Была у Шереметевых крепостная крестьянка Прасковья Жемчугова, перешедшая в собственность семьи как часть приданого матери Николая. Уже в 11 лет она стала артисткой крепостного театра Шереметевых, и талант ее отметила сама Екатерина II, приехав на одно из домашних представлений и подарив ей алмазный перстень.
Следующий император, Павел, также отмечал Прасковью, но не столько за прекрасный голос, сколько за доброту и нравственную чистоту. Не терпевший легкомысленности и развращенности, Павел с благосклонностью смотрел на зарождавшиеся чувства искренней и бескорыстной любви крепостной актрисы и своего друга детства.
Стоит ли говорить, что не всем по душе была мысль о «крепостной графине», особенно некоторым родственникам 50-летнего Николая, терявшим, таким образом, не только репутацию, но и часть наследства.

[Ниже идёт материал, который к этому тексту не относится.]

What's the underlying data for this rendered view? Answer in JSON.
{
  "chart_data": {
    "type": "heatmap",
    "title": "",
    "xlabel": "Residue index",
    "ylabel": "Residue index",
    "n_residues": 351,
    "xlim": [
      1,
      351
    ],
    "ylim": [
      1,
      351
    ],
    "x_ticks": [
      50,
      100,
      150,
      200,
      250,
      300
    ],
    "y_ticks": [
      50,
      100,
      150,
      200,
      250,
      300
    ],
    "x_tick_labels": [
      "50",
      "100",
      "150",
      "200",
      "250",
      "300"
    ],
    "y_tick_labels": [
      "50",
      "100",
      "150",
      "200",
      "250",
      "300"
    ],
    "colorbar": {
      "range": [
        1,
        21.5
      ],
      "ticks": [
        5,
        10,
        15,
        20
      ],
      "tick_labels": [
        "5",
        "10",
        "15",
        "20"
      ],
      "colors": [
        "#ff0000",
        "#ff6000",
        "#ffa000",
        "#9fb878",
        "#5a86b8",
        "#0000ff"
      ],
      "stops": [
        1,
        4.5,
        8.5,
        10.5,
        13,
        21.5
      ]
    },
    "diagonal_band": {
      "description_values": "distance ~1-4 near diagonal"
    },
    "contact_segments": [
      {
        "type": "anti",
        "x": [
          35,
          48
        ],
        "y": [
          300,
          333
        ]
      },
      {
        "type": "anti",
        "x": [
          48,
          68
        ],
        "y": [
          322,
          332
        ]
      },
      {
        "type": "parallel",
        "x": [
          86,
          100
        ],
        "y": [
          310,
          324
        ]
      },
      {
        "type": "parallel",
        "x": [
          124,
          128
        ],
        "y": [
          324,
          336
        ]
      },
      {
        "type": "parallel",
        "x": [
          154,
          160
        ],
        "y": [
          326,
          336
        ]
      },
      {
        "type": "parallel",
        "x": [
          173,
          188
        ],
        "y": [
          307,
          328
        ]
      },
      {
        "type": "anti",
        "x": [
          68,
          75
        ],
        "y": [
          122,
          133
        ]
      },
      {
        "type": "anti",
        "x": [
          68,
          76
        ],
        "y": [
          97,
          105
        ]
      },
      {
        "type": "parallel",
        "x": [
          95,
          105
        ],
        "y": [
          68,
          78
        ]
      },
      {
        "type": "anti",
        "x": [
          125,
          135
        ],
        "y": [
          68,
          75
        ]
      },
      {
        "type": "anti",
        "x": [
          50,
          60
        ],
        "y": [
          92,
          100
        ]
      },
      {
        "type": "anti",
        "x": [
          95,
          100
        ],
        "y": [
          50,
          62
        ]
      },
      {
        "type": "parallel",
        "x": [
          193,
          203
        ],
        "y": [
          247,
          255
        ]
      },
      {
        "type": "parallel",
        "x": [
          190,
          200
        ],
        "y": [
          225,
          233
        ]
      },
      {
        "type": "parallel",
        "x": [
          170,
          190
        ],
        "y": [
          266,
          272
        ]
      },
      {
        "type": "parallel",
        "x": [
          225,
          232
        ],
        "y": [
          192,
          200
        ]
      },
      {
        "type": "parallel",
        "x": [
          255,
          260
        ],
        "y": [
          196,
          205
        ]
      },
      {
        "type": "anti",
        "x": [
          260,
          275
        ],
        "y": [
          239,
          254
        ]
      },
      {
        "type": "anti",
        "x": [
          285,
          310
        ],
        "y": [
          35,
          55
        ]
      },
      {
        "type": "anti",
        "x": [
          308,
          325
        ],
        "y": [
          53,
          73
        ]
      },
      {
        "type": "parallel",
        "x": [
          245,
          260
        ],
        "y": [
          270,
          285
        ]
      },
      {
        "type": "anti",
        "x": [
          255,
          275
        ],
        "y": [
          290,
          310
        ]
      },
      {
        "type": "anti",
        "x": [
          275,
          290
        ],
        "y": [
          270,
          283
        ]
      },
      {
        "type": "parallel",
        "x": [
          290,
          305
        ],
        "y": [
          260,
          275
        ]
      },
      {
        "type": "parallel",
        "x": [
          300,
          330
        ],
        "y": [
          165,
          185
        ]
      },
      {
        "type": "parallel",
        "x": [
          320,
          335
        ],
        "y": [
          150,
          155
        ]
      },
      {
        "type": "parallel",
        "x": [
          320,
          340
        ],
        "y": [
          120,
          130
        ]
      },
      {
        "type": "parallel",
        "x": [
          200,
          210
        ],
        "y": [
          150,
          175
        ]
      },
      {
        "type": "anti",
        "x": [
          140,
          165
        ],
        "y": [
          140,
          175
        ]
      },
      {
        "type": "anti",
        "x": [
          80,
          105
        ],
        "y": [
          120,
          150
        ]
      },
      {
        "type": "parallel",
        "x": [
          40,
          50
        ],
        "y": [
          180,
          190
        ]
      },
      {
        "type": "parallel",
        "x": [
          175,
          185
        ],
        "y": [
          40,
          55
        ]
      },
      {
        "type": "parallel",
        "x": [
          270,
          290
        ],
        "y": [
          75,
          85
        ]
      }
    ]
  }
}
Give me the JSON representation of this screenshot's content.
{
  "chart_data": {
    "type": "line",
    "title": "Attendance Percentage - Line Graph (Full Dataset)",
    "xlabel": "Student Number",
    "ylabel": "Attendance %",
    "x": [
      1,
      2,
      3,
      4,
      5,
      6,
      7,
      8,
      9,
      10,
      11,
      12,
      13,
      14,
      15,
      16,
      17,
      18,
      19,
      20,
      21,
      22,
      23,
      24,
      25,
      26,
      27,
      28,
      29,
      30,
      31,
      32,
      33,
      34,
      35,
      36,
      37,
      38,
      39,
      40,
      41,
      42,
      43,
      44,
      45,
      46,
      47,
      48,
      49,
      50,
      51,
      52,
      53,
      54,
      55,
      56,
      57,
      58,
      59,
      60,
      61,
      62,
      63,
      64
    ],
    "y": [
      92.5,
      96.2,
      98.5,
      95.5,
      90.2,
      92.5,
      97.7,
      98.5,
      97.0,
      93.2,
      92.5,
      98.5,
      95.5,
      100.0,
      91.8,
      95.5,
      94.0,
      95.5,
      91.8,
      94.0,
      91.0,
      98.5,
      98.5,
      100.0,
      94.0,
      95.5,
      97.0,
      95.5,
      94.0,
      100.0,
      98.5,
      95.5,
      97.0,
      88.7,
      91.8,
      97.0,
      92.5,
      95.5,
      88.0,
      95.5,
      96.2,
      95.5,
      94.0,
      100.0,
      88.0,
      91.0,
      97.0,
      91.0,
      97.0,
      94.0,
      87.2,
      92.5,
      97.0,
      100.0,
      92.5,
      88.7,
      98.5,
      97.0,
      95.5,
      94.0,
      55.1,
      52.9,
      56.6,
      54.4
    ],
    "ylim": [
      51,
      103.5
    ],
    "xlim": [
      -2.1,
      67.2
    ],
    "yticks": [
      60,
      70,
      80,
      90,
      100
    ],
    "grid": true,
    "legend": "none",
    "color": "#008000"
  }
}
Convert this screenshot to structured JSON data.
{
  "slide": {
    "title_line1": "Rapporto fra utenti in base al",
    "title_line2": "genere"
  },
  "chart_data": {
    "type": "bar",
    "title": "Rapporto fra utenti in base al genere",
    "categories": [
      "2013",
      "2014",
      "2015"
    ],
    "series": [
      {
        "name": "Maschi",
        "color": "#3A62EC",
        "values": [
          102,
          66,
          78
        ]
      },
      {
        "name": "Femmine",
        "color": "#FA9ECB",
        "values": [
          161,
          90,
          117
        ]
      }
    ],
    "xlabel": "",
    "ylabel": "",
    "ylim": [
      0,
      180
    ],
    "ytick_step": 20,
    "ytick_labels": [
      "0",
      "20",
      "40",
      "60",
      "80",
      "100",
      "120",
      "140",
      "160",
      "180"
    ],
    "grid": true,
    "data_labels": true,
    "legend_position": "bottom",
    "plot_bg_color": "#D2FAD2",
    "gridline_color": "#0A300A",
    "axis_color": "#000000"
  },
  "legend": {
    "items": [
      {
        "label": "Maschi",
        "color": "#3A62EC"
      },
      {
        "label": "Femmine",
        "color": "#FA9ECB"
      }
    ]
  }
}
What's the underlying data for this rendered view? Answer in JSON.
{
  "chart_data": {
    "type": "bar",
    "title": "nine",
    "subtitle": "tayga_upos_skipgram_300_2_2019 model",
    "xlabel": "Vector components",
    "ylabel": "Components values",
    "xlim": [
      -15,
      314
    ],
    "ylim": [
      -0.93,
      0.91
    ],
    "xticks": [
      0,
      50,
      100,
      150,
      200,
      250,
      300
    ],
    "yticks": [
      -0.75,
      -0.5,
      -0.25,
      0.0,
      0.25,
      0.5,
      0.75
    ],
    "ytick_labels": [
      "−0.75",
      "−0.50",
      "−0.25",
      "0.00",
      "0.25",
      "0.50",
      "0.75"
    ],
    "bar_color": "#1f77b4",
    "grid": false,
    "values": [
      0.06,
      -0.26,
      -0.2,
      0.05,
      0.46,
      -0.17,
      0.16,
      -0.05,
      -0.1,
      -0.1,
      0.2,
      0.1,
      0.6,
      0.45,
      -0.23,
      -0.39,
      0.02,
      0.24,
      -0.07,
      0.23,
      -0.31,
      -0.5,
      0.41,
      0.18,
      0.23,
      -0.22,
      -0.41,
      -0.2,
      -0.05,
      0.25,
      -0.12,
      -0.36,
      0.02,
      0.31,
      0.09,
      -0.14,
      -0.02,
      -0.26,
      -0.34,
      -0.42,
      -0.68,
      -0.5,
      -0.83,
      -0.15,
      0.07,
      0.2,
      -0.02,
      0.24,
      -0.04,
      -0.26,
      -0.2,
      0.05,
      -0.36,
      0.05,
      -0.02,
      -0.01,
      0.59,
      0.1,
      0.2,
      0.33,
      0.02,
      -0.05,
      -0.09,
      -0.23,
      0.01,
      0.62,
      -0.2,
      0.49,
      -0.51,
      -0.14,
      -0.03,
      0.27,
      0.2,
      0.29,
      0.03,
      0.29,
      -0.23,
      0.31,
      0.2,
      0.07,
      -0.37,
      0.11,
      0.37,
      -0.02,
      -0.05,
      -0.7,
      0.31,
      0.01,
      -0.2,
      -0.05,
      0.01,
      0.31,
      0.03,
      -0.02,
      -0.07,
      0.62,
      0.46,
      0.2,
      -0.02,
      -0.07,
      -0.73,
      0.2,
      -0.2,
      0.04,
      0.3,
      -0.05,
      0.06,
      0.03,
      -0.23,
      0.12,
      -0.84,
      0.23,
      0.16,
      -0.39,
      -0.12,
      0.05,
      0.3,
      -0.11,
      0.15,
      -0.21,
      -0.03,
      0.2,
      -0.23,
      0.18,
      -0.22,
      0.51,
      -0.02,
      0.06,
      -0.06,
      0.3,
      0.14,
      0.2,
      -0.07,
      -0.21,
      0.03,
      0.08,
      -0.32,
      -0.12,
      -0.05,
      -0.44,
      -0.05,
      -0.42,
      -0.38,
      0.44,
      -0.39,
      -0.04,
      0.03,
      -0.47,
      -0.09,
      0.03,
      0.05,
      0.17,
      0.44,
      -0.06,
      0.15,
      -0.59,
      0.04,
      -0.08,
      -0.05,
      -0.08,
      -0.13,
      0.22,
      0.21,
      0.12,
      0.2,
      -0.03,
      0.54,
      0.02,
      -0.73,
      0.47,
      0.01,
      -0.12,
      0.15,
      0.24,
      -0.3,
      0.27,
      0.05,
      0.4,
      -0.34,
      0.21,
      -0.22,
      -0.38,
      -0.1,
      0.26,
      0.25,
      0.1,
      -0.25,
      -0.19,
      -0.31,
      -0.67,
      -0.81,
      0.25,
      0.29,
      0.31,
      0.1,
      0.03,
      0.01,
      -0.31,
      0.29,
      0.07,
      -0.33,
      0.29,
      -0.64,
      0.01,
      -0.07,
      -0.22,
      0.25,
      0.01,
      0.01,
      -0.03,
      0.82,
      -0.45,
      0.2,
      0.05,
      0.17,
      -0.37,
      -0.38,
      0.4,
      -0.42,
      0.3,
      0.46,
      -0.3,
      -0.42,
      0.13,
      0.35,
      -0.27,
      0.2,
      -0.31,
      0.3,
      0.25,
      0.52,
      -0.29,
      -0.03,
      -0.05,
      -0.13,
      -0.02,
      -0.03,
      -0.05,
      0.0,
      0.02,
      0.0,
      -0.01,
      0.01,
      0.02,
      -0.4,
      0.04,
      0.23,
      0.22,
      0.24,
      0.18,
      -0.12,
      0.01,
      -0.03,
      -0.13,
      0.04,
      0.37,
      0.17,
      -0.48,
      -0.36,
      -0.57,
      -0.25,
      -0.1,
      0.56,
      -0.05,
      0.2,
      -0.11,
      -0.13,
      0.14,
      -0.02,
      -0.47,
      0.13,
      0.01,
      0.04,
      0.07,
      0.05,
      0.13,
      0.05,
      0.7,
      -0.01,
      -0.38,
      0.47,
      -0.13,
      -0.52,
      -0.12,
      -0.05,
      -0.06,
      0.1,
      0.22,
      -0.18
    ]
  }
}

Но даже митрополит Платон благословил неравный союз влюбленных, и пара тайно обвенчалась в 1801 году. На церемонии присутствовали лишь два свидетеля — знаменитый архитектор Джакомо Кваренги и подруга невесты, также бывшая артистка крепостного театра Шереметевых, Татьяна Шлыкова, которая всю свою жизнь посвятит заботе о единственном сыне новоиспеченных супругов, а потом и внуке, рассказывая им историю сказочной любви простой крестьянки и богатейшего графа, друга монарших особ.